A Beacon for the Future: 21st Century Libraries

When John Palfrey wrote his keynote for this year’s Computer Assisted Legal Instruction’s (CALI) 19th Annual Conference for Law School Computing about the legal education revolution, I doubt he included anything about the technological revolution occurring in Iran. However, Palfrey, Professor of Law and Vice Dean of Library and Information Resources at Harvard Law School, as well as a Faculty Co-Director at the Berkman Center for Internet and Society, was obviously excited about what is happening in Iran and very effectively wove this into his presentation about the future of legal education and legal information.

As Dean of the Harvard University’s Law Library, he wants to “listen” to what students are doing. More and more students are acquiring information digitally, and no longer visiting the library’s stacks. They are the “digital natives” he spoke about in “Born Digital: Understanding the First Generation of Digital Natives.” He said the role of the library and the librarian will change in the 21st century. The Library will be a place to “reintroduce contemplative spaces for students.” A message repeated from the celebration of the newly renovated and expanded space of Duke University’s J. Michael Goodson Law Library and included in “The 21st Century Law Library: A Conversation,” where Palfrey discusses the future of the library with Richard A. Danner and S. Blair Kauffman. In this conversation, Kaufmann refers to the 21st century law library as a “third place:”

“Interestingly, the born digital students tend to be even more frequent users of libraries. The people who guard the entrance to the Yale Law Library tell me that our current 1Ls are the heaviest library users they’ve seen yet. It’s an interesting situation that during the digital age, students are flocking to libraries. I think it’s because libraries, as Dick has pointed out in previous talks, are what architects call a ‘third place’ – where your home is your first place, an office or a classroom is a second place, and social places, like dining halls and lounges and coffee shops and bookstores and libraries are a third place.”

However, one of Palfrey’s greatest emphasis in his keynote speech was the library’s role in collaboration – in both research and in collecting and storing information. He called it “radical collaboration.” “What can we do together?” he asked. Instead of libraries competing on collection size – he says libraries should collaborate on what each buys and shares – especially during these economic times. This was once again a revisit to the conversation with Kauffman and Danner:

“Palfrey: Let’s say you’ve got an empiricist who is doing work on data sets related to something in the business world or corporate world, and the Yale School of Management has all the materials that they need. Do you buy it at the Yale Law School library, and likewise, do you repeat the things that the Yale School of Management has in skill sets?

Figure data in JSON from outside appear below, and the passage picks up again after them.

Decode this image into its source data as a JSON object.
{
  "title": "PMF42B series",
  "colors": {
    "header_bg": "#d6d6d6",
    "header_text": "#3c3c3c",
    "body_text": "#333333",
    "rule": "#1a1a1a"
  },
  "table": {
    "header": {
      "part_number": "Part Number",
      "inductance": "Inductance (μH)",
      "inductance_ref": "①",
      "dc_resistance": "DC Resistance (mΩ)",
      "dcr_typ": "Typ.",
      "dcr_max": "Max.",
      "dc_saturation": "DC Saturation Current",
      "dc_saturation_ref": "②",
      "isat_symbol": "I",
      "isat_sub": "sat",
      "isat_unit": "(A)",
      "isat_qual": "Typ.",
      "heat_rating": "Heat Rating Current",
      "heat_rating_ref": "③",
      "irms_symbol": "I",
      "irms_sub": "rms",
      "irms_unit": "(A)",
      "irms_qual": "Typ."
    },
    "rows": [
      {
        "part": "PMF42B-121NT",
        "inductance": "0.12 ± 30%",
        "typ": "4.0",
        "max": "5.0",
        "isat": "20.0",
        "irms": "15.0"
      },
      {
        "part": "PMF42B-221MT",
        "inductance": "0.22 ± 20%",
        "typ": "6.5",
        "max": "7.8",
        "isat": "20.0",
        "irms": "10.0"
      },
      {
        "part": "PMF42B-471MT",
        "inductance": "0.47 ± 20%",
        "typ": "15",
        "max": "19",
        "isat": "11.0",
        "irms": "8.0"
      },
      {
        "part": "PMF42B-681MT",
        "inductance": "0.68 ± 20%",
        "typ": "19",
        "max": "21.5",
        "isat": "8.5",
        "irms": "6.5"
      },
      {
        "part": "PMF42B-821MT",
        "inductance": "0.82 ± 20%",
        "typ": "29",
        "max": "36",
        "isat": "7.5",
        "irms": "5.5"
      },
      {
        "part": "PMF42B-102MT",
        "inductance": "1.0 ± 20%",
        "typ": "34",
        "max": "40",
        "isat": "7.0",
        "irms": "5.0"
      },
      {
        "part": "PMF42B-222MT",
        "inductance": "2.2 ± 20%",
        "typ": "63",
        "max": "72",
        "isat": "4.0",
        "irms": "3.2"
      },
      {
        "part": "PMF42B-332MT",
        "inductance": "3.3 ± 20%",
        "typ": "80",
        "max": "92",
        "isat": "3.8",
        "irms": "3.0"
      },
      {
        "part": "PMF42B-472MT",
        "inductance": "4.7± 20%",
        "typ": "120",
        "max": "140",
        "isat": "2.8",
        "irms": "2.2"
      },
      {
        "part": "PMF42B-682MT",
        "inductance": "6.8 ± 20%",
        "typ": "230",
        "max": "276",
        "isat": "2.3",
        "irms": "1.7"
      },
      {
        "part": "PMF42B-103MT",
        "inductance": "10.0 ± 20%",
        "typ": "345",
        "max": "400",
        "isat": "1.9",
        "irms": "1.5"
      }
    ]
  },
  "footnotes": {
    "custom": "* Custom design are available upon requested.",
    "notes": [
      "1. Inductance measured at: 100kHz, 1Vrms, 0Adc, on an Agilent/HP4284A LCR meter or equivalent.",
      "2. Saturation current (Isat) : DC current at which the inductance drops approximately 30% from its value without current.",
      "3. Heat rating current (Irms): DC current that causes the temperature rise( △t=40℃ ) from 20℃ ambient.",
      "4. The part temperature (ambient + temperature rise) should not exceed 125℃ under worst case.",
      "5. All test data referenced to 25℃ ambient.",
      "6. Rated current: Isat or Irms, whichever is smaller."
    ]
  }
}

Kaufmann: … we duplicate as little as possible, and we coordinate with the other libraries on campus to get those information resources where we can. And we think very carefully about how we expand our services.”

I found the use of new technology to further the revolution in Iran to be an effective beacon and metaphor for the change that needs to occur in the way we think about information collection and storage. Law schools shouldn’t follow the same old path of trying to win by having the most books in their law library. They need to see the light and win by producing the brightest minds that will make a real difference in the world … maybe even in Iran.